Cerita itu terdengar sangat indah, ya, jatuh cinta memang selalu indah. Tapi, jika sudah terjadi kebalikannya. Semua itu tak lebih dari senjata yang paling kejam untuk menyiksa diri. Kaia yakin, dia, tidak, mencintai Tristan lagi. Tidak seperti dulu, yang menjadi sumber bahagia, meski ia tahu Tristan hanya mencintai Kania saja. Rasa sakit cemburu jauh lebih kecil dari yang Kaia rasakan sekarang.

Mulai sekarang, Kaia tidak akan percaya pada cinta. Cinta yang Kaia tahu tidaklah seperti ini. Tidak berkhianat, dulu dielu-elukan, sekarang menusuk-nusuk tanpa henti.

Titik-titik hujan yang menempel di kaca mobil membuat Kaia lebih nyaman untuk menatap ke jendela mobil. Dia ingin melanjutkan bermono-drama di dalam pikirannya sembari menikmati sejuknya udara di dalam mobil dan kaca buram yang membuat pemandangan di luar mobil terlihat kabur.
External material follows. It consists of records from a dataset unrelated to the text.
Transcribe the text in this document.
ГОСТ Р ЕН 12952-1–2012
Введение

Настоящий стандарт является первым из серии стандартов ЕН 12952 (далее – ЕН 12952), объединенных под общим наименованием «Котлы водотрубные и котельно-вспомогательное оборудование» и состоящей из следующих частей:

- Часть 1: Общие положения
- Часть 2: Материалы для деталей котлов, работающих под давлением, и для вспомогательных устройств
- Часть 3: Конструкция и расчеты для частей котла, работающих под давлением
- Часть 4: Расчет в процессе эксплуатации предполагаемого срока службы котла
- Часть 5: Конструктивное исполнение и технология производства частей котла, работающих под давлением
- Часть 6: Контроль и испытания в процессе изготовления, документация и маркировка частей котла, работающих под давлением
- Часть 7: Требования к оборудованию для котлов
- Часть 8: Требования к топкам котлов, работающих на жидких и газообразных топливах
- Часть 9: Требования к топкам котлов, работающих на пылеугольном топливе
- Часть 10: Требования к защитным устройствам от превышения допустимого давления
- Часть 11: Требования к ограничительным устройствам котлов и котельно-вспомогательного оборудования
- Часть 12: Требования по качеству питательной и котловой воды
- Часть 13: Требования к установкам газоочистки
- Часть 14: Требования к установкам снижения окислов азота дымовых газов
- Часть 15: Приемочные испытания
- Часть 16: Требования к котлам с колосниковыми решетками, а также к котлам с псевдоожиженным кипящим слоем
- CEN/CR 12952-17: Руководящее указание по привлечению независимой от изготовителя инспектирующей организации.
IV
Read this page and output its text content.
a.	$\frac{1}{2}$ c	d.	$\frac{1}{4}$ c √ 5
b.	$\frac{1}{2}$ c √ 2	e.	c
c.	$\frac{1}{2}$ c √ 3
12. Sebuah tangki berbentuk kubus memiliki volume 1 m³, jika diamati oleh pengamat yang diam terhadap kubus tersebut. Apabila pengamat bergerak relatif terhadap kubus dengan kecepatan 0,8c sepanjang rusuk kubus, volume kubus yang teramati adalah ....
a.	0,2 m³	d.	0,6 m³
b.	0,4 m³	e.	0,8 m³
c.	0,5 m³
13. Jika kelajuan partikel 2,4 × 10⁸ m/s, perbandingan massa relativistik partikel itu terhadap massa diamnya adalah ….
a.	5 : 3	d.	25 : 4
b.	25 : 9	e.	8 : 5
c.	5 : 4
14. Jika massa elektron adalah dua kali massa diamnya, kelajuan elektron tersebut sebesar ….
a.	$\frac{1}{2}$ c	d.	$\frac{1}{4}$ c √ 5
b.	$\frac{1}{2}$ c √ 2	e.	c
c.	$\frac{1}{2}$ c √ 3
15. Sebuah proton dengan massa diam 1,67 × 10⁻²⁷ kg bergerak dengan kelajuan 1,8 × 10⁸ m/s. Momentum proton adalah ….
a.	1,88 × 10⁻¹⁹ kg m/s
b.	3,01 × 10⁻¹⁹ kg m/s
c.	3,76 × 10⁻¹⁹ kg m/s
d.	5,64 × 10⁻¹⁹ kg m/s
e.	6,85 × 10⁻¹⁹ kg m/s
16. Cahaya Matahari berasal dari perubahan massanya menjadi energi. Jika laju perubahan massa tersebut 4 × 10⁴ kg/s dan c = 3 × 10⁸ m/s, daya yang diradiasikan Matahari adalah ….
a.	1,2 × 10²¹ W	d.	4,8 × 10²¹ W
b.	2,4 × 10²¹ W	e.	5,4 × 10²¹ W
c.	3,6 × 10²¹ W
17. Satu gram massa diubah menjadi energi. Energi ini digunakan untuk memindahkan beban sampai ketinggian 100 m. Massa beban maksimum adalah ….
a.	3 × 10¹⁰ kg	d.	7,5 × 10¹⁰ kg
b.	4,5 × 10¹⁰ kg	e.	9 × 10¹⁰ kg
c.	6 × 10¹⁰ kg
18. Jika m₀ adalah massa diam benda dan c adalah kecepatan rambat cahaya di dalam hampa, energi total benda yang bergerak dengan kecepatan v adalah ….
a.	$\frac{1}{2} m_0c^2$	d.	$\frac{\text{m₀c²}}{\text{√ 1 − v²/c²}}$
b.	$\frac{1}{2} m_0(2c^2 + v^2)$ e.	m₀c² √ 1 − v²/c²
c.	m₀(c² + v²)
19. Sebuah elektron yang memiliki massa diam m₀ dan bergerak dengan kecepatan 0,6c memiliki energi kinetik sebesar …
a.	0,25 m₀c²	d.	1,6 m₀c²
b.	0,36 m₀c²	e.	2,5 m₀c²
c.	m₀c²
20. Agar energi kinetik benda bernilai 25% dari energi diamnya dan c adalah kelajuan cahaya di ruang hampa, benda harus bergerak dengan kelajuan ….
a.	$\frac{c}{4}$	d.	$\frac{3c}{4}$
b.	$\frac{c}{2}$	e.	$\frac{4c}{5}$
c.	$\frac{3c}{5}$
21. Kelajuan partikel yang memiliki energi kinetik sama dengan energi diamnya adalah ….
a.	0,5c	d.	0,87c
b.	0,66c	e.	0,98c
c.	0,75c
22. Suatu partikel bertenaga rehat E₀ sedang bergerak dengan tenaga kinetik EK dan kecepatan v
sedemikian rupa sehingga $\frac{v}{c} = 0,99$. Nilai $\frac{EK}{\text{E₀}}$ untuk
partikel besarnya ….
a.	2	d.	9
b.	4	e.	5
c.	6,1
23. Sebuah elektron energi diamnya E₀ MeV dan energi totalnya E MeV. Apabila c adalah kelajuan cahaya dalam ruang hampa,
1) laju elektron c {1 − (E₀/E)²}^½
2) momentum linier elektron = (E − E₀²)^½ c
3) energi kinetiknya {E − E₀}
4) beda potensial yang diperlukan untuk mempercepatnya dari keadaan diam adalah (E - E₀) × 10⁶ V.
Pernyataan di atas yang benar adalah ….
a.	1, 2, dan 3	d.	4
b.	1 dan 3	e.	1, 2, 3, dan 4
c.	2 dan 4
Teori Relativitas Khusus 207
Namun suara seorang pria terdengar. Suara yang sama yang pernah dia dengarkan dulu, namun rasa yang ia rasakan saat mendengar suara itu tak sama lagi. Tak akan pernah sama.

"Kamu sehat?" Tristan membuka suara setelah sepuluh menit berdiam di dalam mobil. Macet membuat Tristan tidak memiliki kegiatan apa pun selain menunggu mobil di depan berjalan. Dan itu membuat suasana di dalam mobil semakin hening, meski ia tidak sendirian di sana.

"Sangat," jawab Kaia dengan suara yang setengah parau. Tak berniat untuk menatap ke arah Tristan. Ia lebih suka menghitung titik air yang menempel di jendela mobil.

"Oh," Tristan mengangguk-angguk. Mengetuk-ngetuk telunjuknya di setir mobil sembari memikirkan ucapan selanjutnya. Tristan ingin mengucapkannya, tapi, ada semacam duri yang tumbuh di tenggorokan secara tiba-tiba sehingga kata-kata itu keluar begitu sulit. Namun, sebelum suasana menjadi lebih buruk, Tristan akhirnya memberanikan diri, "aku minta maaf."